Angie backed out into the hallway. Holding her belly she ran as fast as she could. She did not look back. By the time she’d reached the elevators, Angie had already forgiven her grandmother.
N
INETY MINUTES AFTER FLEEING
her grandmother’s hospital room Angie was scrubbing her forearm at a sink in the women’s washroom on the departures level of the Vancouver International Airport. She’d rebooked her flight from the back of the taxi she’d taken from the hospital. The only other woman in the bathroom stood at the hand dryer. Her pantsuit was unwrinkled. The diamonds in her ears shone. She pretended not to stare at Angie. Then the dryer shut off and she gave Angie a gentle look as she walked confidently away on her strappy high heels.
Angie looked in the mirror. The front of her white blouse was soaked. Her belly button bulged through the cotton. The ten-digit number remained perfectly legible on her red forearm. When she heard the final boarding call for flight AC117 from Vancouver to New York City, Angie turned off the tap, headed to the gate and boarded the plane.
At row 18 a large man was sitting in the aisle seat. A third of him spilt over the chair. His right arm had already claimed
the middle armrest. He did not look up as Angie pushed her purse into the overhead compartment. She stood for several moments before he moved into the aisle and then she wedged herself into the window seat.
Her revenge was how often she had to pee.
Angie made her first trip to the bathroom shortly after takeoff. Her second was twenty minutes later. When she returned from her third visit, the large man had moved to the window.
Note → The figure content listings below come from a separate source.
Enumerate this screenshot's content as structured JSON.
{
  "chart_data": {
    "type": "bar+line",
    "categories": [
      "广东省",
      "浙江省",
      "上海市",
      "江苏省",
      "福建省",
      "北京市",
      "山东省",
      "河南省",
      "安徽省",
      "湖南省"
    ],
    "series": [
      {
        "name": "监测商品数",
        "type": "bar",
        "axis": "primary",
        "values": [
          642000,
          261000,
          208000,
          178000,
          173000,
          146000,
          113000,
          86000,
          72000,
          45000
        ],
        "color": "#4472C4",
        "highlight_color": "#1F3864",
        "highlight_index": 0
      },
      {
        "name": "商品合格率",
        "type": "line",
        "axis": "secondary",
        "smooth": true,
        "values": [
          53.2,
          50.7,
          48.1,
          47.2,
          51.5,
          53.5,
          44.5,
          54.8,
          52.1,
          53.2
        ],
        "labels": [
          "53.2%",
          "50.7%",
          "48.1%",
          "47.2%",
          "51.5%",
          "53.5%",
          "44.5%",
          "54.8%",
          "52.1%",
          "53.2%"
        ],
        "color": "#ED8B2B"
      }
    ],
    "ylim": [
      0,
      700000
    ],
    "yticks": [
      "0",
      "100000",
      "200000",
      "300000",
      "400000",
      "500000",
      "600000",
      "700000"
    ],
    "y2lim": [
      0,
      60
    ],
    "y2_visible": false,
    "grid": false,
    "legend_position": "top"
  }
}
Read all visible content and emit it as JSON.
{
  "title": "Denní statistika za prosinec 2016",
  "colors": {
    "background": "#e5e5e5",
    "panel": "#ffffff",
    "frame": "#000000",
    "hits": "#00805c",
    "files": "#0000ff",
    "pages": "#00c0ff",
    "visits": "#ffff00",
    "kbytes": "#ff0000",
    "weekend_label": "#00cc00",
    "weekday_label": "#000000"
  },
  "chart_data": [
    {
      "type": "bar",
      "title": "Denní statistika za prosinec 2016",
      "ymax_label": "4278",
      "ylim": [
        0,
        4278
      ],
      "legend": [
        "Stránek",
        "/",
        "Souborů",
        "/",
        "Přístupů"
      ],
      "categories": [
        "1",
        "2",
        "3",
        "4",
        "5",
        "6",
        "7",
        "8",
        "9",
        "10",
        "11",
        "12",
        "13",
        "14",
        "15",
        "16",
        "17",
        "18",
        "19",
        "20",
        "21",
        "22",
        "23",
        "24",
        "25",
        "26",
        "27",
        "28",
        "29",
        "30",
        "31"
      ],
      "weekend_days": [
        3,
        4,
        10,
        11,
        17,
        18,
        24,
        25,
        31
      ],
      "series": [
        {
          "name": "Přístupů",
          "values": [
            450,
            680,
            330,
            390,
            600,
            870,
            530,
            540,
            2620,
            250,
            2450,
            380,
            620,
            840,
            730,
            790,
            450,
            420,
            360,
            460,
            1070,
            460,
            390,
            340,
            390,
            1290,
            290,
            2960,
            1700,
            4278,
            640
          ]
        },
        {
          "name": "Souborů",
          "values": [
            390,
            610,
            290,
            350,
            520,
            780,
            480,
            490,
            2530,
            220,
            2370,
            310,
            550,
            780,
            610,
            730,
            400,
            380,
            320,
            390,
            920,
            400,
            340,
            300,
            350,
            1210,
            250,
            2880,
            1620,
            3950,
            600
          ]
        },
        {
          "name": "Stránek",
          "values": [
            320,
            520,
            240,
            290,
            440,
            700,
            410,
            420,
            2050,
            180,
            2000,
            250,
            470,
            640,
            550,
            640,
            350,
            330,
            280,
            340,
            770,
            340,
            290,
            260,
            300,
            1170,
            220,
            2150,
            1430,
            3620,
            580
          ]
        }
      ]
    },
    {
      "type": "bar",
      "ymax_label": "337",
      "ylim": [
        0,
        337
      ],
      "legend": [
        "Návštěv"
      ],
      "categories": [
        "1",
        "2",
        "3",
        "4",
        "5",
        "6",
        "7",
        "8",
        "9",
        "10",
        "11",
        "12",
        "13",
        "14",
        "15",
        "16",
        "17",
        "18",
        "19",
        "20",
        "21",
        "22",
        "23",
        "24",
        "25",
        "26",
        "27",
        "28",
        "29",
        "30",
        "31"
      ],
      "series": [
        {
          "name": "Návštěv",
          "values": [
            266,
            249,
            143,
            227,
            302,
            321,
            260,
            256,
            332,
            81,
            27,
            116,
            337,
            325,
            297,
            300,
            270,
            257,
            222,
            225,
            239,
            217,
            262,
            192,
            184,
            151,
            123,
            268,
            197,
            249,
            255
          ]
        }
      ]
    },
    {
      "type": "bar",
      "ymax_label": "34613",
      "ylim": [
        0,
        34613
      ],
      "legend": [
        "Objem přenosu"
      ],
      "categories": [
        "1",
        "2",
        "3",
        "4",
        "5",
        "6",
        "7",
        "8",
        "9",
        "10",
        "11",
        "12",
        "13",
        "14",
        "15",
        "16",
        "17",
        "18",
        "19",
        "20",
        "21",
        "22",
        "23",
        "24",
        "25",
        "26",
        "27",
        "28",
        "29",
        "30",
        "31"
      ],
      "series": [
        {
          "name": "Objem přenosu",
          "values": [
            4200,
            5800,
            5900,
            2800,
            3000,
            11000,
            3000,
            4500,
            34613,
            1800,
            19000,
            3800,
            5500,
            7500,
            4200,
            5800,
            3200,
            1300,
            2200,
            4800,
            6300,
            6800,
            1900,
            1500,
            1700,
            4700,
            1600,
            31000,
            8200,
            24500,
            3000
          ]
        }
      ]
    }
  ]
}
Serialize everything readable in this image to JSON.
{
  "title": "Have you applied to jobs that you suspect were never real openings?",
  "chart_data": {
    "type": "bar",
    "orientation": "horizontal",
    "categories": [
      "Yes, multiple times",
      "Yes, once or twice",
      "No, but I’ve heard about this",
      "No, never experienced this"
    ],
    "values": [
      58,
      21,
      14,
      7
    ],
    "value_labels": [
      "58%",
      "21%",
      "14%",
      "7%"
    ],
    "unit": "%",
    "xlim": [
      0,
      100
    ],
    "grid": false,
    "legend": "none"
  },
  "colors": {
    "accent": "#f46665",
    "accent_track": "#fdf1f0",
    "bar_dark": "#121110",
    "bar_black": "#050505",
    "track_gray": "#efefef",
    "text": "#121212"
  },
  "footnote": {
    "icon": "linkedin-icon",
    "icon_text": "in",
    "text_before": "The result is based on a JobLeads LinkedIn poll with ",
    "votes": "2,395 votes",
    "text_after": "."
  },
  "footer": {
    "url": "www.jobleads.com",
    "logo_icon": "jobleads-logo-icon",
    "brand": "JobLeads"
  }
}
“Touché,” he said as Angie lowered herself into the aisle seat.
“Thank you,” she replied.
An hour and forty minutes later Angie was in the washroom for the sixth time when the plane began to plummet. She grabbed the faucet with her left hand, cradled her belly with her right and pushed her bum against the door. Water splashed onto the front of her shirt, soaking it once more. She immediately realized that Veronica was a stupid, stupid name. She made a promise to both God and her unborn daughter to find a better one, should they survive.
The dive lasted three long seconds. When the plane levelled off Angie ran back to her seat. She fastened her seat belt, tightly. The large man beside her opened the plastic window shade. They both squinted. When their eyes had adjusted to the light they saw thick black smoke billowing from the plane’s far right engine.
“I wouldn’t worry. There are three others,” the man sitting beside her said. Then he wiggled into his chair, folded his hands over his chest and closed his eyes.
“Good afternoon,” said an authoritative voice from the speaker over top of Angie’s head. “This is your captain. Yes. We’re experiencing some … minor … technical difficulties. Nothing to worry about, folks. But we’re going to have to make an unscheduled stop. We should be landing in the … at the … Winnipeg James Armstrong Richardson International Airport in about fifteen, seventeen minutes. We … ah … apologize for the inconvenience. We’ll be all right.”
It was the
we’ll be all right
that started the panic. There was a collective gasp. Angie’s breathing became shallow. Superstition took over and she began to believe that if she could just decide on the perfect name they really would be
all right
. Sarah, Rachael, Jenny, Candi, she thought, desperately. “Vanessa, Abigail, Helen, Franny,” she said out loud. Then the pressure overwhelmed her imagination and all she could come up with were random nouns. “Celery, Oboe, Loofah,” she muttered. “Garamond, Decanter, Frizzante, Pilates. Rolex, Evian, Dasani, Perriella.”
The plane began its descent, which was steep. It dipped forwards. It wobbled to the left and the right. Angie used both of her hands to clutch the armrest as she became convinced that they were all going to die a horrible fiery death.